Um einen gleichberechtigten Zugang für Patienten zu gewährleisten, werden außerhalb des Vertragsarztsitzes durchgeführte Videosprechstunden nicht auf die Mindestsprechstundenzeit angerechnet. Hier wäre nach Auffassung der Verfasserin eine gemäßigte Lockerung wünschenswert gewesen, um das Angebot von Videosprechstunden neben der Tätigkeit „vor Ort“ zu unterstützen.
Bei unbekannten Patienten muss zudem bei der Nutzung von Vermittlungsstellen wie der 116117 ab dem 1. September 2025 ein strukturiertes Ersteinschätzungsverfahren vor der Vermittlung der Videosprechstunde stattfinden. Ziel ist die Priorisierung nach Behandlungsbedarf zu ermöglichen. Näheres zu den Anforderungen an das elektronische System der Ersteinschätzung regelt Anlage 1 der Vereinbarung.
Angebote für bestimmte Leistungen – ausdrücklich nennt die Vereinbarung die Ausstellung von AU-Bescheinigungen – sind überdies unzulässig.
Ärzte, die Videosprechstunden anbieten, müssen eine strukturierte Anschlussversorgung gewährleisten, falls der Versorgungsbedarf im Rahmen der Videosprechstunde nicht gedeckt werden kann (z.B. durch Termine in der eigenen Praxis oder Überweisungen). Hier bietet sich die Einbettung in regionale Versorgungskonzepte an. Es bestehen zudem besondere Verpflichtungen und Fristen bei Erforderlichkeit von Verordnungen oder Terminvermittlung an andere Fachgruppen.

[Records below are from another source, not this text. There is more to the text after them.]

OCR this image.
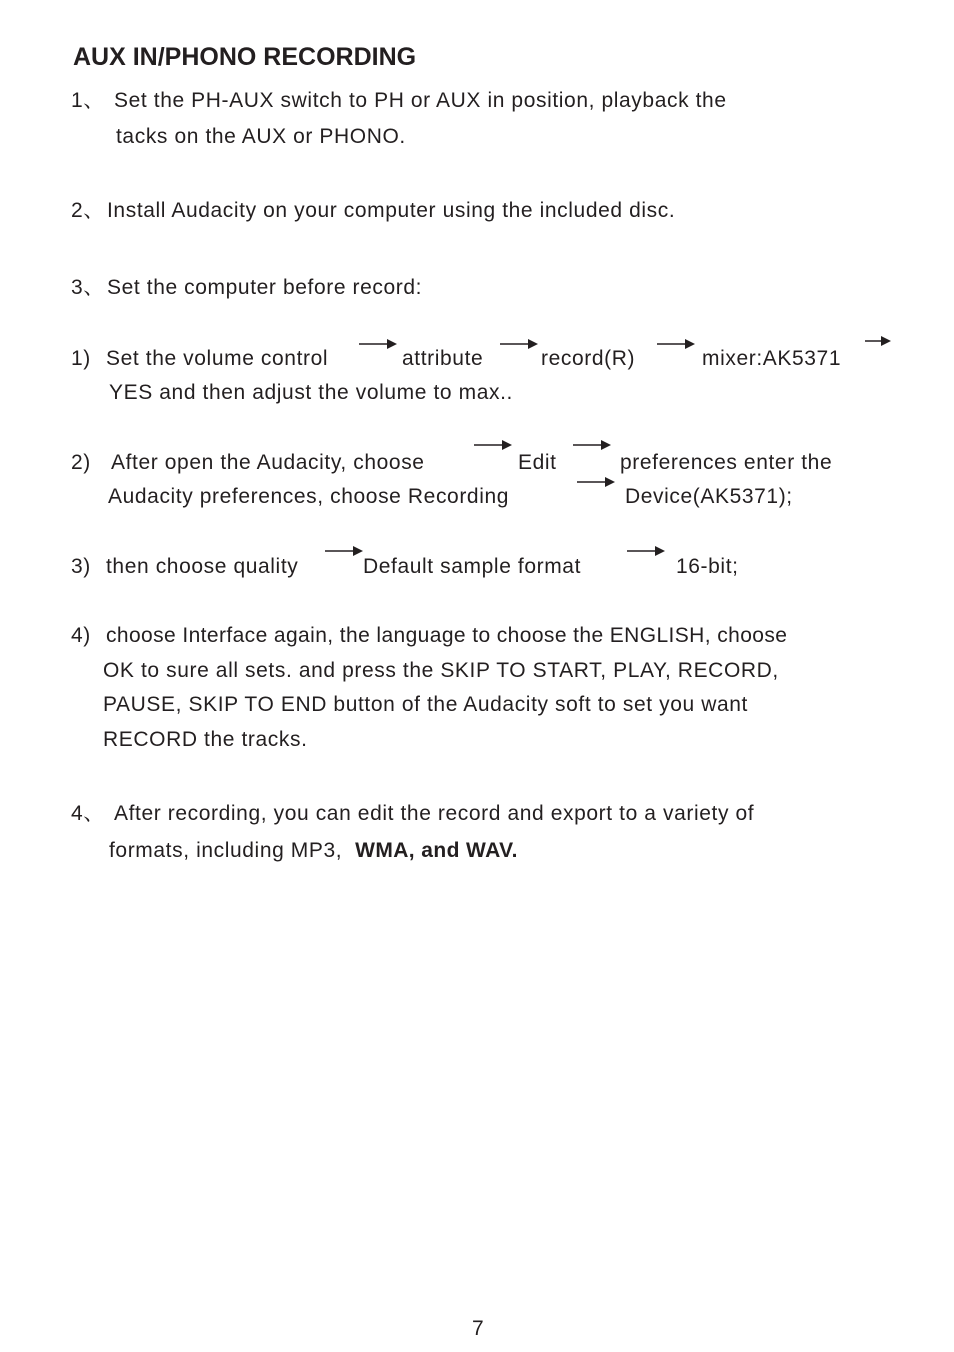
AUX IN/PHONO RECORDING
1、 Set the PH-AUX switch to PH or AUX in position, playback the
tacks on the AUX or PHONO.
2、 Install Audacity on your computer using the included disc.
3、 Set the computer before record:
1) Set the volume control	attribute	record(R)	mixer:AK5371
YES and then adjust the volume to max..
2) After open the Audacity, choose	Edit	preferences enter the
Audacity preferences, choose Recording	Device(AK5371);
3) then choose quality	Default sample format	16-bit;
4) choose Interface again, the language to choose the ENGLISH, choose
OK to sure all sets. and press the SKIP TO START, PLAY, RECORD,
PAUSE, SKIP TO END button of the Audacity soft to set you want
RECORD the tracks.
4、 After recording, you can edit the record and export to a variety of
formats, including MP3, WMA, and WAV.
7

Die Verschreibung von Betäubungsmitteln und Medikamenten, die Suchterkrankungen auslösen können, ist für unbekannte Patienten im Rahmen der Videosprechstunde grundsätzlich ausgeschlossen.
Die neuen Regelungen sind ein klarer Schritt in die richtige Richtung. Die zumindest partielle Anrechnung auf die Mindestsprechstundenvorgabe wäre indes wünschenswert gewesen. Im Übrigen sollten zur weiteren Förderung der Telemedizin die Begrenzung von Fallzahl und Leistungsmenge auf 30 % aufgeboben werden – ebenso wie die Vornahme von Vergütungsabschlägen bei ausschließlichem Kontakt über die Videosprechstunde.